Which brings me seamlessly to Kan-Kai, run by Hadar Akram. It’s a sushi and Asian food restaurant that began life on Kibbutz Einav in 2007 and moved to Rosh Ha’ayin only five months ago. Hadar is a member of the Kibbutz and began her business there with a small intimate restaurant in the heart of the kibbutz, catering to members.
She recognized the potential for exotic and different Asian foods, set up a stall in the town and prepared the sushi herself, selling to the passing crowds.
The new restaurant is in a small shopping center in the town where Hadar presides over the proceedings with several Thai chefs laboring away at creating the sushi and preparing other dishes from the extensive menu.
For starters, we chose shredded papaya with green beans and pesto. Exhibiting considerable ingenuity in making the dish, Hadar substituted kohlrabi for papaya, green coriander for basil and peanuts for pine nuts, making a very original pesto. Full marks for creativity and the end result was eminently edible (NIS 29). Our second starter was a plate of chicken wings, not the sticky kind but crispy and highly spiced (NIS 29). Both starters were first class.
For the main course I chose a tossed noodle dish containing chicken pieces with mushrooms and broccoli, slightly flavored with coconut. It was very tasty and far too generous to finish (NIS 55).

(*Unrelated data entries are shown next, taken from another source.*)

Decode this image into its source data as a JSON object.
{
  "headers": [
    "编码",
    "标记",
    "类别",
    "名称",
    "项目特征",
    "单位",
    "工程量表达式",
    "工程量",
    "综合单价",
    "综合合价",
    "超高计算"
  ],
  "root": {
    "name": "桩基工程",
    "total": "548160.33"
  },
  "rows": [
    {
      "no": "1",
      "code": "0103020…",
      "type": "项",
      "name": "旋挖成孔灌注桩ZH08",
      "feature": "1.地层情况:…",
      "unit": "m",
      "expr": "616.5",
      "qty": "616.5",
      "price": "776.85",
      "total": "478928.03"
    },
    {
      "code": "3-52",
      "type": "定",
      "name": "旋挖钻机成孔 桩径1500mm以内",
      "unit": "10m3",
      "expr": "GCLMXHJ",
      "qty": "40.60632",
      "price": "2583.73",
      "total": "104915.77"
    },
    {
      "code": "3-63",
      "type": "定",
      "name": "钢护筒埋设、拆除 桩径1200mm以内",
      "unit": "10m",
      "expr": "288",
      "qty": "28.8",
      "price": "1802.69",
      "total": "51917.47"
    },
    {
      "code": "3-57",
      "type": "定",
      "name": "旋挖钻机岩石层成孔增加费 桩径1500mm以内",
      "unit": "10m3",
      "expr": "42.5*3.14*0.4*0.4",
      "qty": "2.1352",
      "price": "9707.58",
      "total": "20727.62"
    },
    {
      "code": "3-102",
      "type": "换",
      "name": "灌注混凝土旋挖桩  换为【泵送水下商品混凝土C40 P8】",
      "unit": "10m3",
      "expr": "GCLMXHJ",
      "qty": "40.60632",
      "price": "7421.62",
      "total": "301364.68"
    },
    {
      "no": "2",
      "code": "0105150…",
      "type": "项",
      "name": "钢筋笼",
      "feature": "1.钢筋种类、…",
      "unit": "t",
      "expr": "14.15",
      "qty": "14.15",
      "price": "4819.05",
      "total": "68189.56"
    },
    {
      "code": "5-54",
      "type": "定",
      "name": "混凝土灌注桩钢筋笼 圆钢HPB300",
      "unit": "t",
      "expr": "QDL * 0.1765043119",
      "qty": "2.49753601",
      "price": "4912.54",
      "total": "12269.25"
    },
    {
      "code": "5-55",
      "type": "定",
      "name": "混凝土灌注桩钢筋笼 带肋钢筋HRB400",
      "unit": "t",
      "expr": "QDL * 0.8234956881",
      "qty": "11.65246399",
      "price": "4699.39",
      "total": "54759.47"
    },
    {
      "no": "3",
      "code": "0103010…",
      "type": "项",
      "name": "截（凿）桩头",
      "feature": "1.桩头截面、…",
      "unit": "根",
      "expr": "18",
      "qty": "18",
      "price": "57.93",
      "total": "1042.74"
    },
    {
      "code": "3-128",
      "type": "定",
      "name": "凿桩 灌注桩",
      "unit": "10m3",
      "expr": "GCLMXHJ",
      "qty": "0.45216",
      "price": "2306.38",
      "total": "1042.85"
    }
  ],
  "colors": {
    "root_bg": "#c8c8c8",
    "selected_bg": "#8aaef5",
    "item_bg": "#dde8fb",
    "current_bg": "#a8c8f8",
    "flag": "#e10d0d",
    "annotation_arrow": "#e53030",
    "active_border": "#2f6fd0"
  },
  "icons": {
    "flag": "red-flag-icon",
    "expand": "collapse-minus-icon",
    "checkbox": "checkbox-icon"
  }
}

My companion liked the sound of the curry dish dubbed Red Curry Lily (perhaps because we had just taken care of a dog named Lily for two weeks) and was delighted with the dish, a nicely hot curry, with a prominent ginger overtone, filled with chicken and vegetables and served with fluffy white rice.

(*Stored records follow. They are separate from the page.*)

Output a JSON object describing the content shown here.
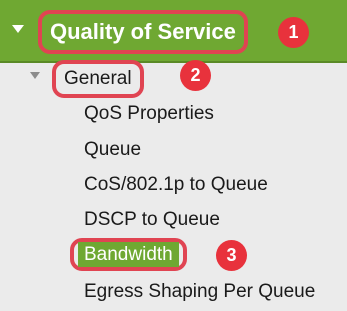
{
  "header": {
    "title": "Quality of Service",
    "badge": "1"
  },
  "general": {
    "label": "General",
    "badge": "2"
  },
  "menu": {
    "items": [
      "QoS Properties",
      "Queue",
      "CoS/802.1p to Queue",
      "DSCP to Queue"
    ],
    "selected": {
      "label": "Bandwidth",
      "badge": "3"
    },
    "last": "Egress Shaping Per Queue"
  },
  "colors": {
    "header_bg": "#6fa832",
    "selected_bg": "#6fa832",
    "highlight_outline": "#e04452",
    "badge": "#e8323c",
    "panel_bg": "#ebebeb"
  }
}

The liquid accompaniment for this exotic feast was Japanese beer, a very refreshing drink with an insidious kick, the perfect accompaniment.
Desserts are not the restaurant’s strong point. We were offered churros, the South American fried pastry served with a home-made caramel dip and so were able to end our meal on a sweet note.

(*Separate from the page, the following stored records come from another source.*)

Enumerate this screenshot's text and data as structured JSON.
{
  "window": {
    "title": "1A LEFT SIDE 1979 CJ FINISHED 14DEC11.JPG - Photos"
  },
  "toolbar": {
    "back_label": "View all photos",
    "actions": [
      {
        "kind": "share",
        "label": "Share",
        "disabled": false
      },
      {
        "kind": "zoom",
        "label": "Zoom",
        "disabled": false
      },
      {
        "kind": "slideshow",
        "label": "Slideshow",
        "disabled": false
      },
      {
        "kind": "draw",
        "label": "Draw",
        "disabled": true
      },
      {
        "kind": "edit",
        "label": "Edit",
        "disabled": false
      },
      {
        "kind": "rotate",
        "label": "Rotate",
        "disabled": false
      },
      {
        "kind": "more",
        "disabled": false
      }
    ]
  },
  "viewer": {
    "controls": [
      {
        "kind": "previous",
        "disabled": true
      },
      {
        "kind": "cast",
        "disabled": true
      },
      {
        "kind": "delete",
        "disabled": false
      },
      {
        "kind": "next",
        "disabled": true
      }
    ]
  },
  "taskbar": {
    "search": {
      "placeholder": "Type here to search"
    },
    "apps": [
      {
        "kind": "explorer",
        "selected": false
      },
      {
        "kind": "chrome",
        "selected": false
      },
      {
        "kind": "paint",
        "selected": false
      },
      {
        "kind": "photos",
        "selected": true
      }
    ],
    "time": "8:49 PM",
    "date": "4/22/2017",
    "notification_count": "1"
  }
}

Having finished our meal, we realized we had not even tasted the sushi, so Hadar gave us a selection to take home. They were not only beautiful but delicious, an aesthetic combination of fish, vegetables, rice and seaweed. It made me realize that sushi really is the perfect balanced food.

Kan-Kai
Moshe Dayan St. 2, Rosh Ha’ayin. Ph: 03-02-1833
Kashrut: Givat Shmuel branch of the Rabbinate and Rosh Ha’ayin branch of Tzohar
Open: Sun-Thurs. 10 a.m.-11p.m., Friday: 10 a.m.-3 p.m
Saturday: One hour after Shabbat until 11 p.m.


The writer was a guest of the restaurant.